ÇİFTÇİLER İÇİN YASAL DÜZENLEME ÖNERİSİ

Domates üreticilerinin özel sektörün yaptığı anlaşmalara uymadığı için ürünlerinin tarlada kaldığını belirten Polat, “Benim bölgemde bu sene domatesi tarlada bıraktı insanlar, çürüttüler ya da sürdüler; nedeni ise insanların yapmış oldukları alım garantili sözleşmeler, ekim dikimler. Alacak olan firma, şirket, fabrika, domateste çok fazla fide dağıtarak talepten daha fazla arz sağlıyor; böylece domates meydana geldiğinde anlaştığı ürünü de almıyor, bizim çiftçimizin alın teri tarlada kalıyor. Buradan Ticaret Bakanlığına ve Tarım Bakanlığına tekrar seslenmek istiyorum; bir tarafı Tarım Bakanlığını ilgilendiriyor, bir tarafı Ticaret Bakanlığını: Bu sözleşmeli ekim dikim olaylarında yasal düzenlemeler yapılıp cezai şartlar getirilebilir; yasaklamalar, men cezaları getirilebilir ve böylece Türk çiftçisi korunabilir” diye belirtti.

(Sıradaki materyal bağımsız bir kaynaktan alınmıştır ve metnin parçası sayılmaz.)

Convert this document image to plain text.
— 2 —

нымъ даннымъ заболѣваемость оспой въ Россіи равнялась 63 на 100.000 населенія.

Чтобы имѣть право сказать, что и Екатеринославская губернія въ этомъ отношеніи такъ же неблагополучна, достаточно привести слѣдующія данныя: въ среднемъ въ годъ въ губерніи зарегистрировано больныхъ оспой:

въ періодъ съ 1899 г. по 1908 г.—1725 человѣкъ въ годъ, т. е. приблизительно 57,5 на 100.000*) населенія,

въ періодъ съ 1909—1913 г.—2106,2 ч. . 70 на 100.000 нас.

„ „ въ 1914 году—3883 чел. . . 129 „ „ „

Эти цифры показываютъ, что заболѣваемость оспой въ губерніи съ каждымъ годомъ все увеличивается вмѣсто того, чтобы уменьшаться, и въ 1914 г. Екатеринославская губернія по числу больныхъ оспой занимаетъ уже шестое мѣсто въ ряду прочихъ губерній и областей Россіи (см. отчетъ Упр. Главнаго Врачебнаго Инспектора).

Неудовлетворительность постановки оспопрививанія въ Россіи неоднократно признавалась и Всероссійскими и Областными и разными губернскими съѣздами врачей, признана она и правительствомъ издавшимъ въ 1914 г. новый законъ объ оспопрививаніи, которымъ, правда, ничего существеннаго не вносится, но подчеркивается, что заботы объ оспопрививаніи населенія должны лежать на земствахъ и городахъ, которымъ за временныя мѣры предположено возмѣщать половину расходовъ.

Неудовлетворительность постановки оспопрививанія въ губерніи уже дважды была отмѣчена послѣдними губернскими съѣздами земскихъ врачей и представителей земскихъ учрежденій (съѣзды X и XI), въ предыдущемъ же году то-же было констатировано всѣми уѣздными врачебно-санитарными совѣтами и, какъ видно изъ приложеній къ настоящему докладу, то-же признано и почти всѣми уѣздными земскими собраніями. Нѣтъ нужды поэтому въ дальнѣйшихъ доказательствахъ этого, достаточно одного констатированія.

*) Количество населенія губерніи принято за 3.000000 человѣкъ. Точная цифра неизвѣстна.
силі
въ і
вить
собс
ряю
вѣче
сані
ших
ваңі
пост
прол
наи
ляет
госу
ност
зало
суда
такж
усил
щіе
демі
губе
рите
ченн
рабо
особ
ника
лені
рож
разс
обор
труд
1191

"50 ÇEŞİT PEYNİRLİ KENTLERİ OLAN BALIKESİRLİLERİN YÜZÜNE NASIL BAKACAĞIZ?"

Peynir ve sütle ilgili hükümetin tarife kontenjanları açtığını ifade eden Polat, “Türkiye'nin süt ürünleri Avrupa pazarına açılamıyor; maalesef Arap pazarıyla sınırlı. Benim bölgem de ciddi bir süt havzası. Türkiye, 10 bin 500 kilometre uzakta Venezuela'dan Rincon'un peynirini Ardahan'daki Recep amcanın peynirine tercih eder duruma geldi. 50 çeşit peynirli kentleri olan Balıkesirlilerin yüzüne nasıl bakacağız, Ardahan'a nasıl gideceğiz, Kars'a nasıl gideceğiz? Bu peynir ve peynir ürünlerini ithal etmekle birlikte Türkiye'de süt inekçiliğini bitiriyorsunuz, defalarca süt inekleri kasaba, bıçak altına gittiler, maalesef yine, aynı şeylerle karşı karşıya geleceğiz” dedi.

"İNSANLAR ÇÖPTEN BESLENİYOR, CUMHURBAŞKANI KEYİF YAPIYOR"

Türkiye’nin üretim ve gelişim kapasitesi olduğunu vurgulayan Polat, “Yeter ki biz üretmeye, biz ülkeyi geliştirmeye adayalım. Maalesef böyle bir şeyle karşılaşmıyoruz. Bizim ülkemizde saray Hükûmetinin yarattığı, saray rejiminin yarattığı saltanat içerisinde insanlarımız çöpten beslenirken, insanlarımız pazar artıklarıyla geçinmeye çalışırken geçtiğimiz gün düşen videoda da gördüğümüz üzere belli ki aşı gelmiş, Cumhurbaşkanımız insanlarla cümbüş eşliğinde keyif ediyor, buradan vatandaşımıza seslenmek istiyorum: Bugünler geçiyor, az kaldı diyorum” diye konuştu.